Pickmon, the Palworld-adjacent survival crafting game that has drawn widespread comparisons to Pocketpair's breakout hit, has rebranded - and the change is about as subtle as it gets. Publisher NetworkGo swapped a single letter in the title, with the studio claiming it is "a better vessel for the fantasy adventure we are building for you," according to PC Gamer.
The explanation from NetworkGo is doing some extremely heavy lifting. Rebranding over a single letter and framing it as a philosophical alignment with your creative vision is the kind of PR move that practically writes its own punchline.

Palworld itself wasn't a stranger to controversy when it launched in early access, with many players and observers pointing out its visual and mechanical similarities to Nintendo's Pokemon franchise. Pickmon essentially repeated that cycle one layer deeper - borrowing liberally from Palworld's aesthetic and creature-collecting survival loop, then drawing enough attention to apparently warrant a quiet namechange.

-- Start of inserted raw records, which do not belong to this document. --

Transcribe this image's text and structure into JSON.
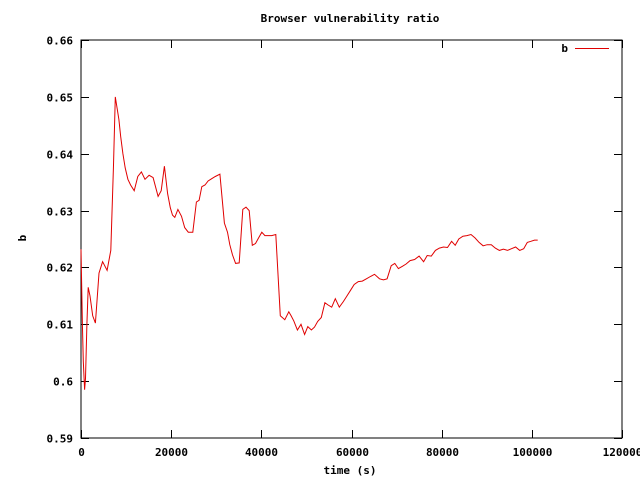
{
  "chart_data": {
    "type": "line",
    "title": "Browser vulnerability ratio",
    "xlabel": "time (s)",
    "ylabel": "b",
    "xlim": [
      0,
      120000
    ],
    "ylim": [
      0.59,
      0.66
    ],
    "x_ticks": [
      0,
      20000,
      40000,
      60000,
      80000,
      100000,
      120000
    ],
    "x_tick_labels": [
      "0",
      "20000",
      "40000",
      "60000",
      "80000",
      "100000",
      "120000"
    ],
    "y_ticks": [
      0.59,
      0.6,
      0.61,
      0.62,
      0.63,
      0.64,
      0.65,
      0.66
    ],
    "y_tick_labels": [
      "0.59",
      "0.6",
      "0.61",
      "0.62",
      "0.63",
      "0.64",
      "0.65",
      "0.66"
    ],
    "grid": false,
    "legend_position": "top-right",
    "colors": {
      "series": "#e00000"
    },
    "series": [
      {
        "name": "b",
        "x": [
          0,
          300,
          500,
          800,
          1000,
          1300,
          1600,
          2000,
          2600,
          3200,
          4000,
          4800,
          5800,
          6600,
          7200,
          7600,
          8000,
          8400,
          8800,
          9300,
          9800,
          10400,
          11000,
          11800,
          12600,
          13400,
          14200,
          15100,
          16000,
          17100,
          17800,
          18500,
          19200,
          19800,
          20300,
          20800,
          21500,
          22300,
          23000,
          23800,
          24800,
          25600,
          26200,
          26800,
          27500,
          28200,
          29000,
          29800,
          30800,
          31800,
          32500,
          33000,
          33600,
          34300,
          35100,
          35900,
          36600,
          37300,
          38000,
          38700,
          39400,
          40100,
          40800,
          41500,
          42300,
          43200,
          44200,
          45200,
          46100,
          46600,
          47200,
          48000,
          48800,
          49600,
          50300,
          51100,
          51800,
          52500,
          53300,
          54100,
          54800,
          55600,
          56400,
          57300,
          58200,
          59000,
          59800,
          60600,
          61500,
          62400,
          63300,
          64200,
          65100,
          66200,
          67100,
          67900,
          68800,
          69600,
          70400,
          71300,
          72100,
          73000,
          74000,
          75000,
          76000,
          76800,
          77700,
          78600,
          79500,
          80400,
          81300,
          82200,
          83000,
          83800,
          84700,
          85600,
          86500,
          87400,
          88300,
          89200,
          90100,
          91000,
          91900,
          92800,
          93700,
          94600,
          95500,
          96400,
          97300,
          98200,
          99000,
          99800,
          100600,
          101300
        ],
        "y": [
          0.6232,
          0.61,
          0.6035,
          0.5985,
          0.6005,
          0.61,
          0.6165,
          0.615,
          0.6115,
          0.6102,
          0.619,
          0.621,
          0.6195,
          0.623,
          0.638,
          0.65,
          0.648,
          0.646,
          0.643,
          0.64,
          0.6375,
          0.6355,
          0.6345,
          0.6335,
          0.636,
          0.6368,
          0.6355,
          0.6362,
          0.6358,
          0.6325,
          0.6335,
          0.6378,
          0.633,
          0.6305,
          0.6292,
          0.6288,
          0.6302,
          0.629,
          0.627,
          0.6262,
          0.6262,
          0.6315,
          0.6318,
          0.6342,
          0.6345,
          0.6352,
          0.6356,
          0.636,
          0.6364,
          0.6278,
          0.6262,
          0.624,
          0.6222,
          0.6207,
          0.6208,
          0.6302,
          0.6306,
          0.63,
          0.6239,
          0.6242,
          0.6252,
          0.6262,
          0.6256,
          0.6256,
          0.6256,
          0.6258,
          0.6115,
          0.6108,
          0.6122,
          0.6115,
          0.6106,
          0.609,
          0.61,
          0.6082,
          0.6096,
          0.609,
          0.6095,
          0.6105,
          0.6112,
          0.6138,
          0.6134,
          0.613,
          0.6145,
          0.613,
          0.614,
          0.615,
          0.616,
          0.617,
          0.6175,
          0.6176,
          0.618,
          0.6184,
          0.6188,
          0.618,
          0.6178,
          0.618,
          0.6203,
          0.6207,
          0.6198,
          0.6202,
          0.6206,
          0.6212,
          0.6214,
          0.622,
          0.621,
          0.6221,
          0.622,
          0.623,
          0.6234,
          0.6236,
          0.6235,
          0.6246,
          0.6239,
          0.625,
          0.6255,
          0.6256,
          0.6258,
          0.6252,
          0.6244,
          0.6238,
          0.624,
          0.624,
          0.6234,
          0.623,
          0.6232,
          0.623,
          0.6233,
          0.6236,
          0.623,
          0.6233,
          0.6244,
          0.6246,
          0.6248,
          0.6248
        ]
      }
    ]
  }
}
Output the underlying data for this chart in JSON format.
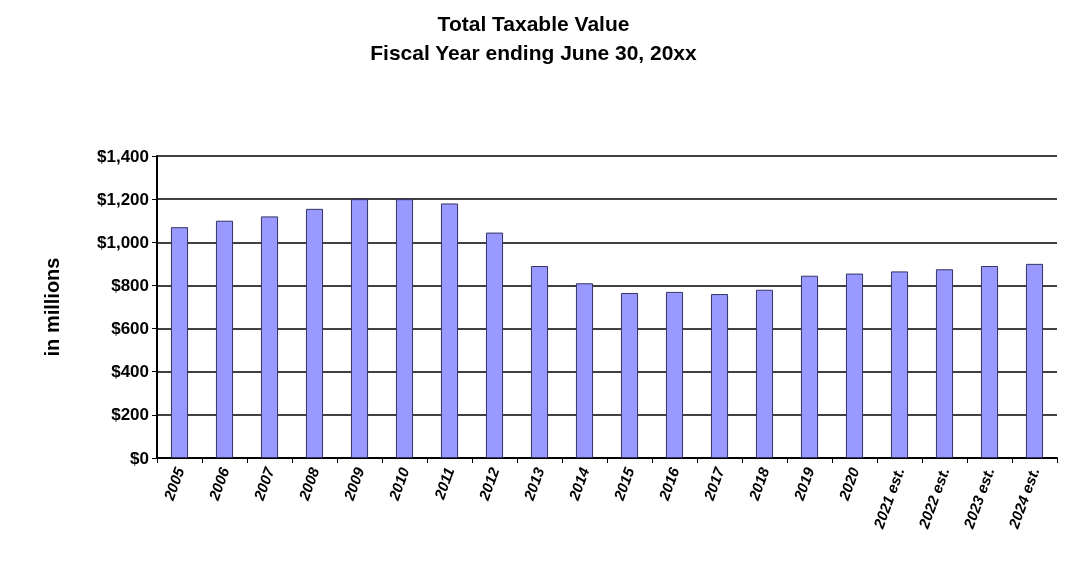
{
  "chart_data": {
    "type": "bar",
    "title": "Total Taxable Value",
    "subtitle": "Fiscal Year ending June 30, 20xx",
    "ylabel": "in millions",
    "categories": [
      "2005",
      "2006",
      "2007",
      "2008",
      "2009",
      "2010",
      "2011",
      "2012",
      "2013",
      "2014",
      "2015",
      "2016",
      "2017",
      "2018",
      "2019",
      "2020",
      "2021 est.",
      "2022 est.",
      "2023 est.",
      "2024 est."
    ],
    "values": [
      1070,
      1100,
      1120,
      1155,
      1200,
      1200,
      1180,
      1045,
      890,
      810,
      765,
      770,
      760,
      780,
      845,
      855,
      865,
      875,
      890,
      900
    ],
    "color": "#9999ff",
    "ylim": [
      0,
      1400
    ],
    "yticks": [
      {
        "value": 0,
        "label": "$0"
      },
      {
        "value": 200,
        "label": "$200"
      },
      {
        "value": 400,
        "label": "$400"
      },
      {
        "value": 600,
        "label": "$600"
      },
      {
        "value": 800,
        "label": "$800"
      },
      {
        "value": 1000,
        "label": "$1,000"
      },
      {
        "value": 1200,
        "label": "$1,200"
      },
      {
        "value": 1400,
        "label": "$1,400"
      }
    ],
    "grid": "y"
  }
}
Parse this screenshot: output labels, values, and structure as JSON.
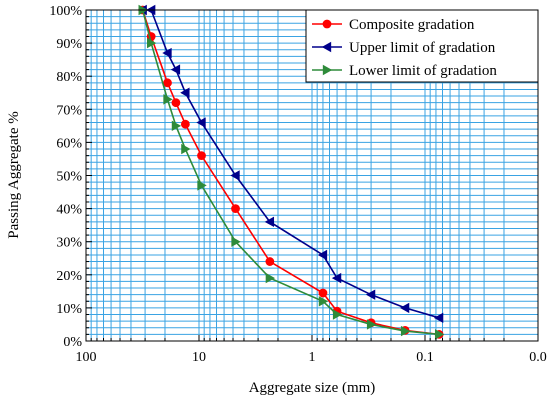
{
  "chart_data": {
    "type": "line",
    "title": "",
    "xlabel": "Aggregate size (mm)",
    "ylabel": "Passing Aggregate %",
    "x_scale": "log",
    "x_reversed": true,
    "xlim": [
      100,
      0.01
    ],
    "ylim": [
      0,
      100
    ],
    "x_ticks": [
      {
        "value": 100,
        "label": "100"
      },
      {
        "value": 10,
        "label": "10"
      },
      {
        "value": 1,
        "label": "1"
      },
      {
        "value": 0.1,
        "label": "0.1"
      },
      {
        "value": 0.01,
        "label": "0.0"
      }
    ],
    "y_ticks": [
      {
        "value": 0,
        "label": "0%"
      },
      {
        "value": 10,
        "label": "10%"
      },
      {
        "value": 20,
        "label": "20%"
      },
      {
        "value": 30,
        "label": "30%"
      },
      {
        "value": 40,
        "label": "40%"
      },
      {
        "value": 50,
        "label": "50%"
      },
      {
        "value": 60,
        "label": "60%"
      },
      {
        "value": 70,
        "label": "70%"
      },
      {
        "value": 80,
        "label": "80%"
      },
      {
        "value": 90,
        "label": "90%"
      },
      {
        "value": 100,
        "label": "100%"
      }
    ],
    "grid": true,
    "grid_color": "#3aa3e3",
    "legend_position": "top-right",
    "series": [
      {
        "name": "Composite gradation",
        "color": "#ff0000",
        "marker": "circle",
        "x": [
          31.5,
          26.5,
          19,
          16,
          13.2,
          9.5,
          4.75,
          2.36,
          0.8,
          0.6,
          0.3,
          0.15,
          0.075
        ],
        "y": [
          100,
          92,
          78,
          72,
          65.5,
          56,
          40,
          24,
          14.5,
          9,
          5.5,
          3.2,
          2
        ]
      },
      {
        "name": "Upper limit of gradation",
        "color": "#00008b",
        "marker": "triangle-left",
        "x": [
          31.5,
          26.5,
          19,
          16,
          13.2,
          9.5,
          4.75,
          2.36,
          0.8,
          0.6,
          0.3,
          0.15,
          0.075
        ],
        "y": [
          100,
          100,
          87,
          82,
          75,
          66,
          50,
          36,
          26,
          19,
          14,
          10,
          7
        ]
      },
      {
        "name": "Lower limit of gradation",
        "color": "#2e8b3a",
        "marker": "triangle-right",
        "x": [
          31.5,
          26.5,
          19,
          16,
          13.2,
          9.5,
          4.75,
          2.36,
          0.8,
          0.6,
          0.3,
          0.15,
          0.075
        ],
        "y": [
          100,
          90,
          73,
          65,
          58,
          47,
          30,
          19,
          12,
          8,
          5,
          3,
          2
        ]
      }
    ]
  }
}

The knockoff pipeline in full effect
The survival crafting genre has always attracted fast-follower developers looking to ride the coattails of a breakout success. Palworld's explosive launch in January 2024 - pulling in millions of players within days - made it an obvious target for imitation. Pickmon landed firmly in that category, earning the "Temu-tier" label from observers who clocked just how closely it mirrored its inspiration.

What makes this particular rebrand notable isn't the name itself - it's the transparency gap between the official reasoning and the obvious inference. One-letter changes don't signal a bold new creative direction. They signal someone in legal or marketing flagging a potential problem.
NetworkGo hasn't elaborated beyond the brand identity statement. Whether this is purely a distancing move, a response to platform guidelines, or something more legally motivated remains unclear. But the gaming community's reaction has been predictably skeptical, and it's hard to argue with that read.
Pickmon - or whatever it's called now - remains a minor footnote in the broader Palworld imitator wave. But as a case study in how not to handle a quiet rebrand, it's already doing pretty well for itself.